O sexo transbordou tantos limites neste século que na década de 70 havia uma convicção de que, no futuro, todos seríamos bissexuais. A idéia deriva da surpresa com o mundo homossexual que emergia das sombras e a recente conquista de se viver a sexualidade de forma menos castradora. A sociedade se espantava em constatar que tal galã, na verdade, preferia outros galãs a moças carnudas, que a virgindade antes do casamento podia ser eliminada sem culpa como um véu de noiva e que essencialmente o mundo não era tão pão pão queijo queijo quanto se imaginava. O século XX foi marcado pela perda da idéia de conduta do que é certo ou errado. Passaram a não existir papéis definidos para homens e mulheres e isso causou um forte sentimento de insegurança, de falta de rumos. Na década de 60, a repressão sexual foi sendo distendida e, por consequência, confundida com uma aparente falta de fronteiras. Mas, aos anos do amor livre e da premissa de que “ninguém é de ninguém”, uma onda moralizante e científica se ergueu diante da ação restritiva da Aids. Assim, ainda que a bissexualidade tenha se transformado até em tema de novela, não se tornou, por enquanto, em uma definição de gênero da humanidade. “Desde que o mundo é mundo, o simbolismo das civilizações é feito em cima das diferenças entre homem e mulher. Por isso, não há chance de um belo dia acordarmos dizendo: ‘Não sou nem homem nem mulher. Quanto mais queremos ignorar as diferenças, mais elas nos fazem prisioneiros’”, analisa Mary Del Priore, historiadora da USP.

Na verdade, as diferenças tendem a se acirrar. Homens e mulheres vão buscar cada vez mais sua identidade e redefinir o papel de cada um. “O desafio no futuro será aprofundar o que nos diferencia. Já tentamos a igualdade de gênero e vimos que não funciona”, alerta Mary. A inseminação artificial e a clonagem são conquistas científicas que também irão causar crescentes transformações nas relações.
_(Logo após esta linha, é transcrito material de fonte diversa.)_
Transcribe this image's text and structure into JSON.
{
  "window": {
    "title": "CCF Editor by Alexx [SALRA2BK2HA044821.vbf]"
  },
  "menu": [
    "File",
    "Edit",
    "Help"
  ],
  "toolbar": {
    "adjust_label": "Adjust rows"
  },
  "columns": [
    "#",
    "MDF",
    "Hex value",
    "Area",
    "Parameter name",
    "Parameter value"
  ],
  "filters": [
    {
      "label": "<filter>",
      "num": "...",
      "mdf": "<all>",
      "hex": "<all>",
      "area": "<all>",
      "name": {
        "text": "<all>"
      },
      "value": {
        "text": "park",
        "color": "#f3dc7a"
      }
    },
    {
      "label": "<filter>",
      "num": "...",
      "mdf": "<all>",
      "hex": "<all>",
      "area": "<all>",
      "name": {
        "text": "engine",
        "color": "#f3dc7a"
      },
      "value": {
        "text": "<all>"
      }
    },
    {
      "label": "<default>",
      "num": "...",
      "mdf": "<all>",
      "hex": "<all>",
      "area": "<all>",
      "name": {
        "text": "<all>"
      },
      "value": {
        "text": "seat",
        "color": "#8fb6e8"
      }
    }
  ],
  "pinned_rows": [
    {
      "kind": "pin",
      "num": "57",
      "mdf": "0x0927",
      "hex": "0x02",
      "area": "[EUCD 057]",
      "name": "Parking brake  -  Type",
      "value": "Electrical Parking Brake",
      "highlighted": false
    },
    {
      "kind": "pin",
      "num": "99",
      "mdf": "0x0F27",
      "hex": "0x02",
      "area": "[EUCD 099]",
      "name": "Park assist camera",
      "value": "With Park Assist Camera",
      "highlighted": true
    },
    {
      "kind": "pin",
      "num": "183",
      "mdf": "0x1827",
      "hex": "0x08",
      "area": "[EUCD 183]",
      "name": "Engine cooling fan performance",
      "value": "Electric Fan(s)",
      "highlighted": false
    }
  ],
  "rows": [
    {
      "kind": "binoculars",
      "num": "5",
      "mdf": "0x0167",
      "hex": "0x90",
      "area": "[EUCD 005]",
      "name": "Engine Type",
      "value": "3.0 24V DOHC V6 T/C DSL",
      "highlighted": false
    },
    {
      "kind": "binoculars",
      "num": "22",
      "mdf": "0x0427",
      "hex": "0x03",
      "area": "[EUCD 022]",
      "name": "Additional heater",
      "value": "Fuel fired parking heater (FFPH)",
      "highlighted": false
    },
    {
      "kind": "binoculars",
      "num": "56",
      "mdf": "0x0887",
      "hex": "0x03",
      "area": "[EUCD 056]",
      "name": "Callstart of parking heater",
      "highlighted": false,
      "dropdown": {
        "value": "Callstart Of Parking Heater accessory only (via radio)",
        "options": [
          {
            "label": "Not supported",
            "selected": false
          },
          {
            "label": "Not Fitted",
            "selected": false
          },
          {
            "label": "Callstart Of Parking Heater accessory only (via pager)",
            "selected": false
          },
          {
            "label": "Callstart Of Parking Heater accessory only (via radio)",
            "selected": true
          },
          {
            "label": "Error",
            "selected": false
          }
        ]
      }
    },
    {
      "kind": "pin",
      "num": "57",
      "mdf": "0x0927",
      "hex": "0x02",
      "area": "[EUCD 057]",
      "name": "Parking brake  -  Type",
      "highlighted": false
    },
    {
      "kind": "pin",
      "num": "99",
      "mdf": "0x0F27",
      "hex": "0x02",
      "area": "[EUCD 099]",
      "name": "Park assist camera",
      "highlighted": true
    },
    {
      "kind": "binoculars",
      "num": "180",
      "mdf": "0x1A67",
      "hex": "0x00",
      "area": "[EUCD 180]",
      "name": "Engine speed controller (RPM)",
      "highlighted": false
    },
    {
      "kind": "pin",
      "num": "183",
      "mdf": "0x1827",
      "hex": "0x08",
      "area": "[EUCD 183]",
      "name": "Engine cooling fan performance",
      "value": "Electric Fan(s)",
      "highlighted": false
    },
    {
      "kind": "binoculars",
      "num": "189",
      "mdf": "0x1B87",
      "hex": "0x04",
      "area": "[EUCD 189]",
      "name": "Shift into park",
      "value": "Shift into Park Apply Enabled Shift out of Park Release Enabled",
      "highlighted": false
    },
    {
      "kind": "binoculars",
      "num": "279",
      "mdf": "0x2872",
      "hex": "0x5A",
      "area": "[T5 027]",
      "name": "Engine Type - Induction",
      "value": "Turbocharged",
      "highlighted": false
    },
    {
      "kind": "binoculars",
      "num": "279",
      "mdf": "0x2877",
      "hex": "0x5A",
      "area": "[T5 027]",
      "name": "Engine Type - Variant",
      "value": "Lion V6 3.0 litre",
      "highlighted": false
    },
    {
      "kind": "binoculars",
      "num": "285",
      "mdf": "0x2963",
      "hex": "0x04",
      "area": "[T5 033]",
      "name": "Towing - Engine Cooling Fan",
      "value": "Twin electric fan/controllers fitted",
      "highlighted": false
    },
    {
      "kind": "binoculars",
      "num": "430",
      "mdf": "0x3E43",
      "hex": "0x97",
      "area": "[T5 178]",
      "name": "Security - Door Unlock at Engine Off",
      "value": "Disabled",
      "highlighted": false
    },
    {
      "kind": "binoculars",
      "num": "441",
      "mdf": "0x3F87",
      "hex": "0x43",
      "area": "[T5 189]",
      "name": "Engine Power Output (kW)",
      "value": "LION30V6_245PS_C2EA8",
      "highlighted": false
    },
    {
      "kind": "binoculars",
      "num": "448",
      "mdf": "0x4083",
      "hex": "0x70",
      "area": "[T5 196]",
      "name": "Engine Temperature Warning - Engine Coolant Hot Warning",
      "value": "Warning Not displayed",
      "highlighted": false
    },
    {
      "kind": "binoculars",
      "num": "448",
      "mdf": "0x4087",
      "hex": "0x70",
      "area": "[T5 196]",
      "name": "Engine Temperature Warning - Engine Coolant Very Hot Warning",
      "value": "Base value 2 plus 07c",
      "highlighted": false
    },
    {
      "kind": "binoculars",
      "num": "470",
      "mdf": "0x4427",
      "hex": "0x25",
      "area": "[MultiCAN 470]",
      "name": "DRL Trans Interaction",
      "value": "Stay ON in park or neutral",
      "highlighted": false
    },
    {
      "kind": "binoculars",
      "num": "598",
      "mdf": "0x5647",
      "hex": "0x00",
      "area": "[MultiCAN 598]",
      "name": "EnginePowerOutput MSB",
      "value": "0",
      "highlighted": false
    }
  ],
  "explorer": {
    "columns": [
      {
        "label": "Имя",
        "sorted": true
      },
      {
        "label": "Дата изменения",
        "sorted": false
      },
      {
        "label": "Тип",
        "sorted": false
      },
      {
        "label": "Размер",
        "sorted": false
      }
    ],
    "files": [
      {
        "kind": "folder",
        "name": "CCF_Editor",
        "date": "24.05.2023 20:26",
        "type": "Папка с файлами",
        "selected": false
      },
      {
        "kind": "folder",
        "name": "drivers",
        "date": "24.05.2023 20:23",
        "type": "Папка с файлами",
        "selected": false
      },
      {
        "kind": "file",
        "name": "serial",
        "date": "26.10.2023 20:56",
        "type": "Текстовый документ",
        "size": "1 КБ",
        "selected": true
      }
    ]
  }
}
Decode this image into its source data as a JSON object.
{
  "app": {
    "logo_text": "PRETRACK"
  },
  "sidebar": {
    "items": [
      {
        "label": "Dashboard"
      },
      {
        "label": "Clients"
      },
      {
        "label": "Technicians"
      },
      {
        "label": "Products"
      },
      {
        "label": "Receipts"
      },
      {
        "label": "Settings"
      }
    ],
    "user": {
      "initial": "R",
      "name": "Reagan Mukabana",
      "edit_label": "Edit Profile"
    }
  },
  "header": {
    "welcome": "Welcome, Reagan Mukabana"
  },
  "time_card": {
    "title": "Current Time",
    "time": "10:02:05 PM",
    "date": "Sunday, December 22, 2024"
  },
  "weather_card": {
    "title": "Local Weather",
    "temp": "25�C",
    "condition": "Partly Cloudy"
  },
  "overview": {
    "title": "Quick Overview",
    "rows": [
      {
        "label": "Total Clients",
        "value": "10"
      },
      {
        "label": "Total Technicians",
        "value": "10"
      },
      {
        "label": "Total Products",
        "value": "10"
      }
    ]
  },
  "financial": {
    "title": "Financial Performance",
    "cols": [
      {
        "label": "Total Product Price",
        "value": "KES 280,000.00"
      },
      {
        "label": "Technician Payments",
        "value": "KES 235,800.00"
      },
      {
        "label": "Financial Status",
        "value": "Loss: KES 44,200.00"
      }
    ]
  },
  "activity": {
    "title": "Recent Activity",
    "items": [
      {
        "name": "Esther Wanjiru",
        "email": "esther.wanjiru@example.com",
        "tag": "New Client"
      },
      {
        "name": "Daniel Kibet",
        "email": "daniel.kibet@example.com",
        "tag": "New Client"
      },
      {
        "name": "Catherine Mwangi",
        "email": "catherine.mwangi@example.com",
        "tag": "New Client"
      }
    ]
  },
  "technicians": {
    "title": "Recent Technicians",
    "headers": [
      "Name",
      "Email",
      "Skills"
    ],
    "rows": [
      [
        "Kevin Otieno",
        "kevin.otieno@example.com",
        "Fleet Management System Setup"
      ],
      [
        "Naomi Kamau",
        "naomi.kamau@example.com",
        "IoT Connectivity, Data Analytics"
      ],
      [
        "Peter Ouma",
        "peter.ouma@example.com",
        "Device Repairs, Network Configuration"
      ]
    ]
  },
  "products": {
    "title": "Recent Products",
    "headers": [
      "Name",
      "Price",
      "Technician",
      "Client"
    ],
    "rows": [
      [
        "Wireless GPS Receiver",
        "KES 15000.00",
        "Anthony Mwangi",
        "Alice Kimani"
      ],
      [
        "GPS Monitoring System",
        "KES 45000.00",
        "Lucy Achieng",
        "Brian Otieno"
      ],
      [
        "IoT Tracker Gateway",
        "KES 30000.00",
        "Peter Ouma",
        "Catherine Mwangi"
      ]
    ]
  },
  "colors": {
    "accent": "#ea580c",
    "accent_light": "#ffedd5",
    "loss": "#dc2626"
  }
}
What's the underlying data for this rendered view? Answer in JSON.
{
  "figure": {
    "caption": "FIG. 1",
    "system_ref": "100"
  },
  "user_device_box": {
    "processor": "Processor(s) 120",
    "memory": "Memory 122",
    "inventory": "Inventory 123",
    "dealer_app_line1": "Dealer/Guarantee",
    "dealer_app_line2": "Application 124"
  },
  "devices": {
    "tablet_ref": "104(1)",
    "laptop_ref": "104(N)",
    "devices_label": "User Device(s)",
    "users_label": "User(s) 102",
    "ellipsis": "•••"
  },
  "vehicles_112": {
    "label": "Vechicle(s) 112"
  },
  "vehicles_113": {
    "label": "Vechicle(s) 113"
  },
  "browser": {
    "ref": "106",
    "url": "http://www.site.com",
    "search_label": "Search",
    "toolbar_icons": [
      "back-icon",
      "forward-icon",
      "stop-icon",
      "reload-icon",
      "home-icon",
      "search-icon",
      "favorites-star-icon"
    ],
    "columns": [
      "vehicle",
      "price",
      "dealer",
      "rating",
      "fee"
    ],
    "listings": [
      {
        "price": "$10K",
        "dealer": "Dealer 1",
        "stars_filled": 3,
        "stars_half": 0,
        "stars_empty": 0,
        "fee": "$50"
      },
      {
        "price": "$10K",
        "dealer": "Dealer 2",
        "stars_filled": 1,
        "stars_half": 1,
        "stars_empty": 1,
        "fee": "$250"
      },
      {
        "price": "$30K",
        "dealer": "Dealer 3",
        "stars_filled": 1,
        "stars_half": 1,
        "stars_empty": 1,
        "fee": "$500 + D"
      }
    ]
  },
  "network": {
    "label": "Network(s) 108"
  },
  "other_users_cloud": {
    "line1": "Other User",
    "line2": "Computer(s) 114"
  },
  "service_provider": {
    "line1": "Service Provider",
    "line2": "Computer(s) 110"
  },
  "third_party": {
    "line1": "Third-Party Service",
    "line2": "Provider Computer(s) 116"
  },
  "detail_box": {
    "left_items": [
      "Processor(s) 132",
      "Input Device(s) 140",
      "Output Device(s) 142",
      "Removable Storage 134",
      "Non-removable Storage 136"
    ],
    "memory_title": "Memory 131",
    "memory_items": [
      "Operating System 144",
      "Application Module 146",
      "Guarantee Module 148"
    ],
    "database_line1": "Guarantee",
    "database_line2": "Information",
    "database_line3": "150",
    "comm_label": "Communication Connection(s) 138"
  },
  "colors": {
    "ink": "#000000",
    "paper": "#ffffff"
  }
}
Para a ensaísta francesa Michèle Sarde essa realidade pode levar a dois cenários. Um deles resulta num abismo na convivência dos pares. “Os homens e as mulheres poderão se fechar em guetos e viver cada dia mais separados. Até porque a união deles não será mais necessária para a procriação”, analisa no livro de entrevistas O século. Mas, dentro de uma perspectiva positiva, as novas tecnologias podem ser aliadas numa redefinição de papéis, incluindo aí a aceitação dos homossexuais. Cada um exercendo sua diferença, mas com igualdade de direitos. “As relações enfim vão se tornar igualitárias de seres humanos livres dos preconceitos, das antipatias e das discriminações”, analisa Michéle. Seria a promessa da realização da utopia da liberdade sexual que enterraria de vez a dualidade da excessiva fiscalização dos corpos e a da imposição de transar.

Como herança da era da Aids, as relações fora do casal tornaram-se perigosas e a promiscuidade uma temeridade. E esse quadro pode se agravar. “A Aids foi responsável pela reaparição de uma prática sanitarista da sexua-lidade. E a questão do número de parceiros e tipos de práticas se tornou central, mas não na perspectiva que se tinha na década de 60. Outras transformações virão com a presença cada vez maior de doenças sexualmente transmissíveis e, se não forem controladas, a dicotomia entre sexo seguro e sexo com risco irá se gravar”, analisa Mary Del Prio-re. A ciência deu o braço para o sexo neste século e, enquanto ele tiver essa conotação de ser também uma ameaça à vida, não irá abandoná-lo. “Já assistimos a isso hoje, mas provavelmente vai se acirrar no futuro, com o crescimento de ciências da sexualidade, na sua forma terapêutica ou psicológica”, acredita ela.

O controle será ainda -maior, os manuais que definem o que é uma boa ou má sexualidade podem ficar ainda mais descritivos e o sexo, já bombardeado na mídia, será explorado até como commodities nas Bolsas de Mercadorias. No entendimento de Mary Del Priore, no campo do desejo humano os corpos não agem por instinto. Eles fazem o que sabem por “terem aprendido” e sabem o que fazem porque “elaboram representações e imagens sobre isso”. Isso significa que o sexo ganha significados em todas as esferas da vida humana e é uma tradução de vários componentes sociais e históricos.